Não conseguia dormir! Ficava guardião dos ponteiros do relógio da sala de jantar. A todo som que vinha da rua corria para a porta de entrada esperando ver você furtivamente, alegre e embriagada entrar. Não eras tu! Era apenas mais um carro que passava em frente daquilo que um dia nós chamamos de nossa casa.
Finalmente tu chegavas e o desdém que havia lhe dado a “´permissão” de sair era metamorfoseado pela mais dolorosa e rancorosa raiva.

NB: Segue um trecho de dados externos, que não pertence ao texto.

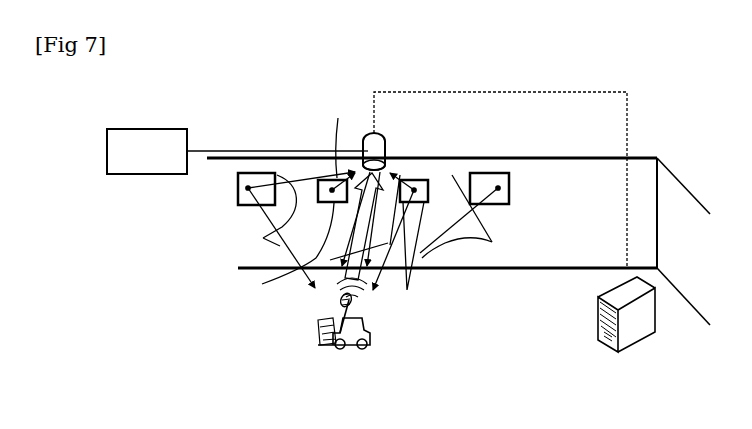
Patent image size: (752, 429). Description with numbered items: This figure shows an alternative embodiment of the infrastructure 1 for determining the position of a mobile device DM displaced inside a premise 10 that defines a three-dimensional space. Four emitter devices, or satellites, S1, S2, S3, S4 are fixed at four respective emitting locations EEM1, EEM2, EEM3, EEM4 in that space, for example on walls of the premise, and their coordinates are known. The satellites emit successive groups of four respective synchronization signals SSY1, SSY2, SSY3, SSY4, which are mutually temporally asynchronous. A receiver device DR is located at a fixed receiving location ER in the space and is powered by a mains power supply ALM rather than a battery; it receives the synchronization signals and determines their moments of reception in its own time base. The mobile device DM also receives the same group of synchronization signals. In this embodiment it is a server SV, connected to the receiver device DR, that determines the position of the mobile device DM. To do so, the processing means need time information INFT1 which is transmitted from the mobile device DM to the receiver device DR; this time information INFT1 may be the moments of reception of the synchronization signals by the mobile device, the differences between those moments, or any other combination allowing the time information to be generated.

The infrastructure 1 is at (697, 52).
The premise 10 is at (644, 156).
The mains power supply ALM is at (147, 151).
The receiving location ER is at (387, 150).
The receiver device DR is at (386, 132).
The emitter device S1 is at (241, 205).
The emitter device S2 is at (331, 203).
The emitter device S3 is at (423, 203).
The emitter device S4 is at (509, 204).
The emitting location EEM1 is at (238, 188).
The emitting location EEM2 is at (345, 166).
The emitting location EEM3 is at (398, 167).
The emitting location EEM4 is at (509, 188).
The synchronization signal SSY1 is at (283, 230).
The synchronization signal SSY2 is at (285, 195).
The synchronization signal SSY3 is at (406, 280).
The synchronization signal SSY4 is at (479, 216).
The time information INFT1 is at (320, 283).
The mobile device DM is at (349, 356).
The server SV is at (637, 348).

Perdida! Vadia! Burra! Mesquinha! Bêbada! Insana! Eram apenas os primeiros adjetivos que lhe jogava na cara. Tu tentavas ficar indiferente a tudo, mas depois de tanto ouvir imprecações explodias. Brigávamos por pelo menos uma hora até tu desistires e ir dormir no quarto que um dia fora nosso e eu me jogava louco como um kamikase no sofá da sala.
Não dormia de pronto! Em parte devido à excitação do embate e também pelos pensamentos e sentimentos que me percorria a cabeça feito carrossel. Abatido pelo cansaço, finalmente adormecia.
Nem bem clareava o dia pulava do duro sofá e preparava um café para despertar-lhe - Não levava flores junto às torradas porque sabia que seria teatral demais - . e passava o dia inteiro a lhe paparicar e esforçando-me para criar em ti aquele velho sentimento que a muito estava morto, até o amor novamente como um camaleão retomar as cores do desdém.